Nowadays, a lot of foods that we know and adore are composed of ingredients that do not blend and combine well. For example, one of the most popular salad dressing, Italian dressing (vinaigrette) consists of oil, vinegar, salt and spices. As we all know that oil and water do not mix or as known as immiscible. We can create a well-blended mixture of oil and vinegar by shaking the mixture in a container or by stirring with a whisk. The mixing action adds shearing forces to the immiscible mixture and creates a mechanical emulsion. But you may have noticed that this emulsion slowly breaks apart as it settles in the bottle or bowl. This is because mechanical emulsion is unstable.
For mass produced food products that sit on shelfs of shops and supermarkets, it is crucial that the qualities of products are stable and consistent. Thus, products that contains immiscible components need surfactants to create and extend stable emulsions.
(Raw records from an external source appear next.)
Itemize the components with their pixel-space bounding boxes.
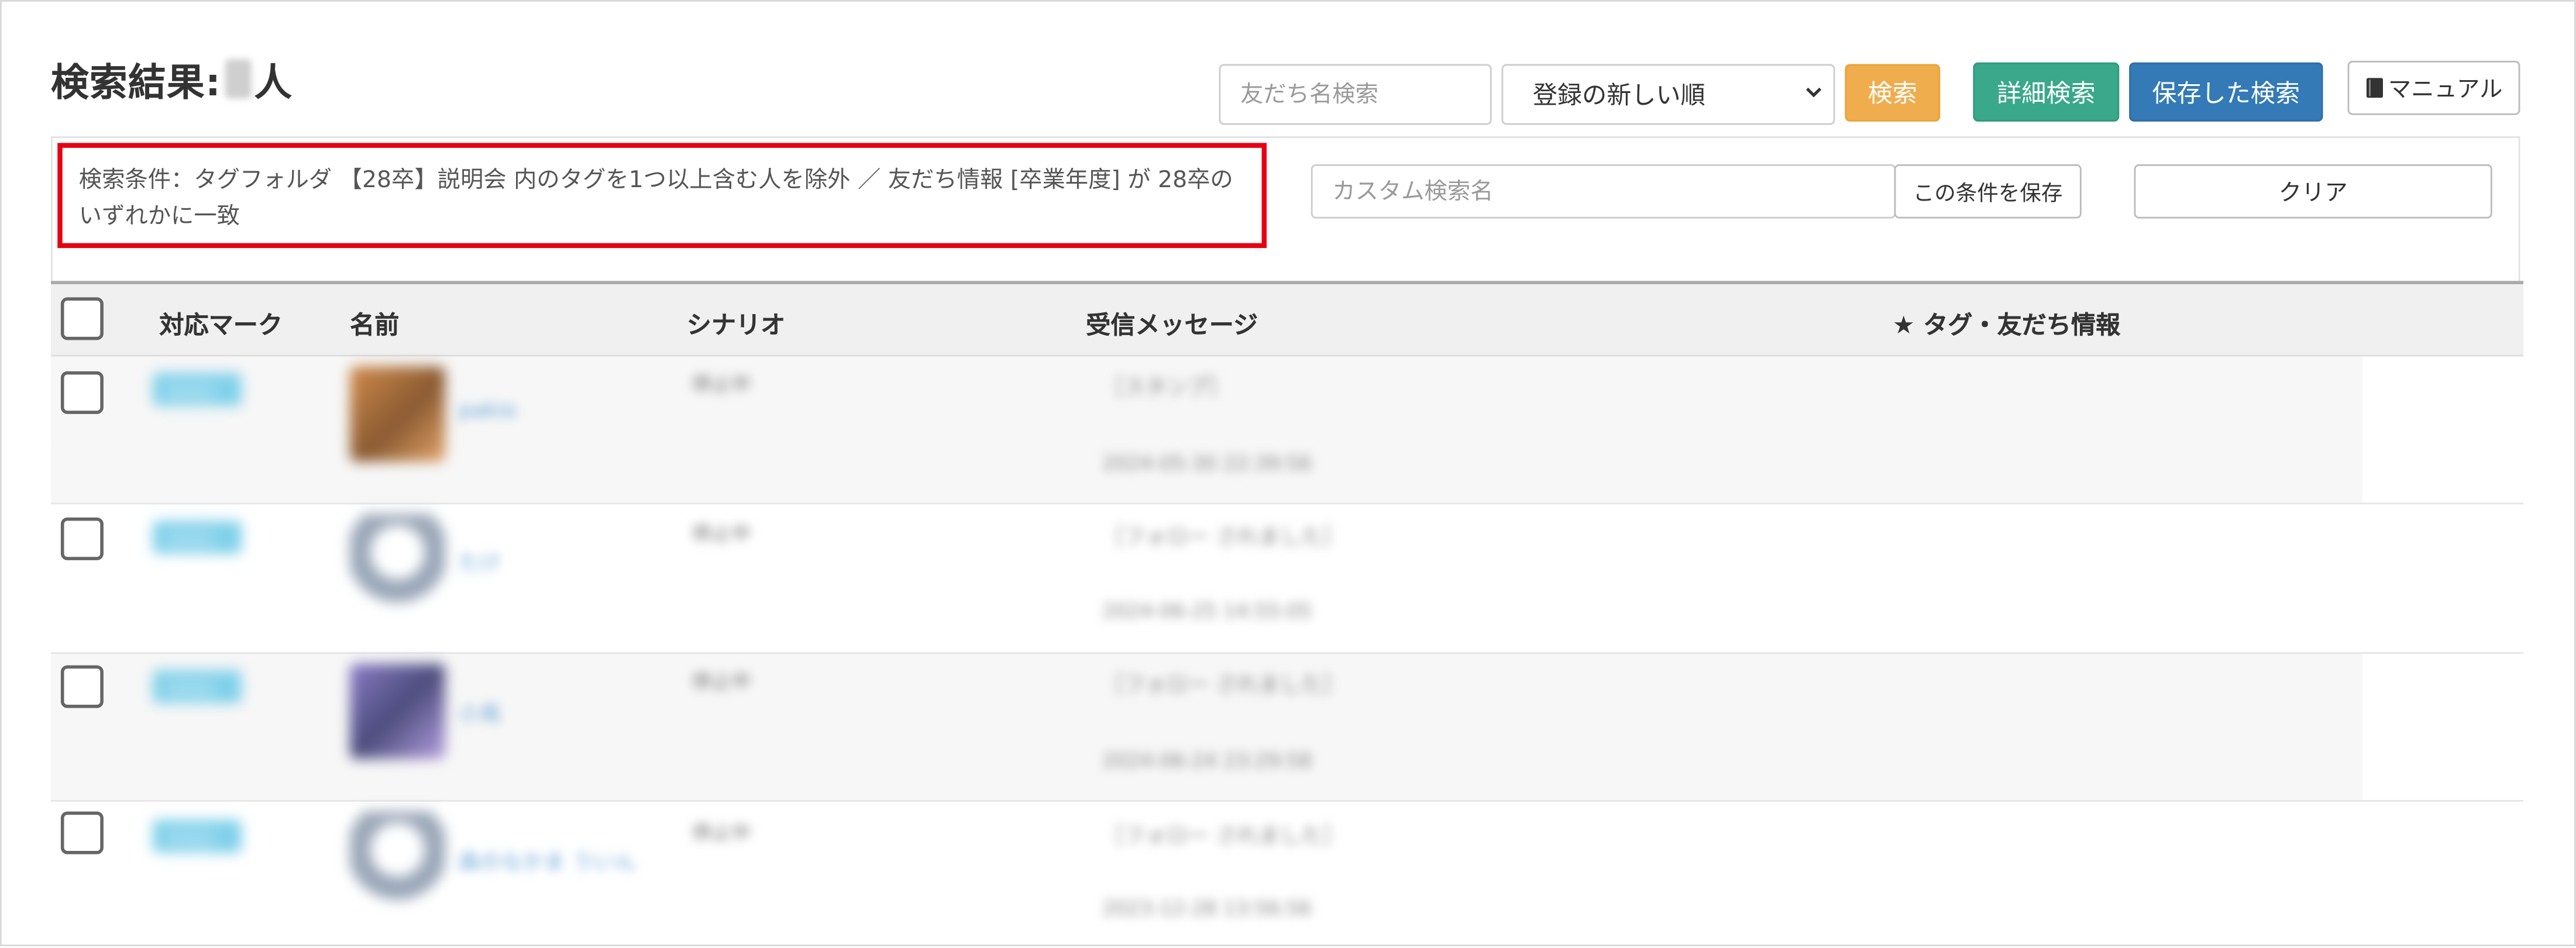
received-message: ［フォロー されました］ bbox=[1102, 673, 1344, 698]
message-timestamp: 2024-06-25 14:55:05 bbox=[1102, 599, 1312, 623]
status-badge[interactable]: 未対応 bbox=[153, 819, 242, 853]
save-condition-button[interactable]: この条件を保存 bbox=[1894, 164, 2082, 219]
table-row[interactable]: 未対応 森のなかま ういん 停止中 ［フォロー されました］ 2023-12-2… bbox=[51, 802, 2523, 948]
message-timestamp: 2024-05-30 22:39:56 bbox=[1102, 451, 1312, 475]
status-badge-label: 未対応 bbox=[166, 532, 215, 551]
avatar bbox=[350, 514, 445, 610]
friend-name-link[interactable]: 森のなかま ういん bbox=[458, 844, 636, 875]
scenario-status: 停止中 bbox=[692, 821, 751, 844]
friend-name-link[interactable]: たけ bbox=[458, 546, 501, 577]
scenario-status: 停止中 bbox=[692, 522, 751, 546]
table-row[interactable]: 未対応 小鳥 停止中 ［フォロー されました］ 2024-06-24 23:29… bbox=[51, 653, 2524, 802]
title-prefix: 検索結果: bbox=[51, 62, 222, 105]
avatar bbox=[350, 366, 445, 462]
saved-search-button[interactable]: 保存した検索 bbox=[2129, 62, 2323, 122]
status-badge-label: 未対応 bbox=[166, 681, 215, 700]
search-condition-highlight: 検索条件：タグフォルダ 【28卒】説明会 内のタグを1つ以上含む人を除外 ／ 友… bbox=[57, 143, 1267, 249]
table-row[interactable]: 未対応 pakio 停止中 ［スタンプ］ 2024-05-30 22:39:56 bbox=[51, 356, 2524, 505]
column-header-tags: ★ タグ・友だち情報 bbox=[1892, 310, 2121, 340]
title-suffix: 人 bbox=[254, 62, 293, 105]
save-condition-button-label: この条件を保存 bbox=[1913, 182, 2063, 207]
received-message: ［スタンプ］ bbox=[1102, 376, 1230, 401]
avatar bbox=[350, 663, 445, 759]
manual-button-label: マニュアル bbox=[2388, 76, 2503, 103]
received-message: ［フォロー されました］ bbox=[1102, 525, 1344, 551]
search-results-page: 検索結果: 人 登録の新しい順 検索 詳細検索 保存した検索 マニュアル 検索条… bbox=[0, 0, 2576, 946]
row-checkbox[interactable] bbox=[60, 811, 104, 854]
clear-button-label: クリア bbox=[2278, 180, 2348, 206]
clear-button[interactable]: クリア bbox=[2134, 164, 2492, 219]
detail-search-button[interactable]: 詳細検索 bbox=[1973, 62, 2120, 122]
select-all-checkbox[interactable] bbox=[60, 297, 104, 340]
chevron-down-icon bbox=[1804, 82, 1824, 106]
book-icon bbox=[2365, 77, 2384, 99]
friend-name-link[interactable]: 小鳥 bbox=[458, 697, 501, 728]
search-button-label: 検索 bbox=[1867, 78, 1917, 109]
page-title: 検索結果: 人 bbox=[51, 51, 293, 107]
friend-name-link[interactable]: pakio bbox=[458, 399, 516, 424]
message-timestamp: 2024-06-24 23:29:58 bbox=[1102, 749, 1312, 773]
status-badge[interactable]: 未対応 bbox=[153, 373, 242, 406]
table-row[interactable]: 未対応 たけ 停止中 ［フォロー されました］ 2024-06-25 14:55… bbox=[51, 506, 2524, 654]
scenario-status: 停止中 bbox=[692, 670, 751, 694]
column-header-mark: 対応マーク bbox=[159, 310, 283, 340]
sort-select-value: 登録の新しい順 bbox=[1532, 80, 1705, 111]
status-badge-label: 未対応 bbox=[166, 831, 215, 850]
search-condition-text: 検索条件：タグフォルダ 【28卒】説明会 内のタグを1つ以上含む人を除外 ／ 友… bbox=[78, 167, 1233, 230]
message-timestamp: 2023-12-28 13:56:56 bbox=[1102, 897, 1312, 921]
status-badge-label: 未対応 bbox=[166, 384, 215, 403]
manual-button[interactable]: マニュアル bbox=[2347, 60, 2520, 115]
sort-select[interactable]: 登録の新しい順 bbox=[1501, 64, 1835, 125]
received-message: ［フォロー されました］ bbox=[1102, 825, 1344, 850]
column-header-scenario: シナリオ bbox=[686, 310, 786, 340]
result-count-redacted bbox=[224, 59, 251, 99]
status-badge[interactable]: 未対応 bbox=[153, 670, 242, 704]
results-table-header: 対応マーク 名前 シナリオ 受信メッセージ ★ タグ・友だち情報 bbox=[51, 281, 2524, 357]
scenario-status: 停止中 bbox=[692, 373, 751, 396]
row-checkbox[interactable] bbox=[60, 665, 104, 708]
avatar bbox=[350, 811, 445, 907]
row-checkbox[interactable] bbox=[60, 517, 104, 560]
status-badge[interactable]: 未対応 bbox=[153, 520, 242, 554]
column-header-name: 名前 bbox=[350, 310, 400, 340]
saved-search-button-label: 保存した検索 bbox=[2152, 78, 2300, 108]
search-button[interactable]: 検索 bbox=[1845, 64, 1941, 122]
detail-search-button-label: 詳細検索 bbox=[1997, 78, 2096, 108]
column-header-message: 受信メッセージ bbox=[1086, 310, 1258, 340]
friend-name-search-input[interactable] bbox=[1219, 64, 1492, 125]
row-checkbox[interactable] bbox=[60, 371, 104, 414]
custom-search-name-input[interactable] bbox=[1311, 164, 1896, 219]
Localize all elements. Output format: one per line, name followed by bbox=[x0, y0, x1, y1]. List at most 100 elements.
Emulsions stabilized by emulsifiers are known as chemical emulsions. Emulsifiers are amphiphilic, meaning that they contain hydrophilic heads and hydrophobic tails. This allows the dispersed phase to evenly spread around in the continuous phase. There are numerous emulsifiers, among the rest, there are 2 groups of commonly used food emulsifier, polysorbates and ethoxylated sorbitan esters.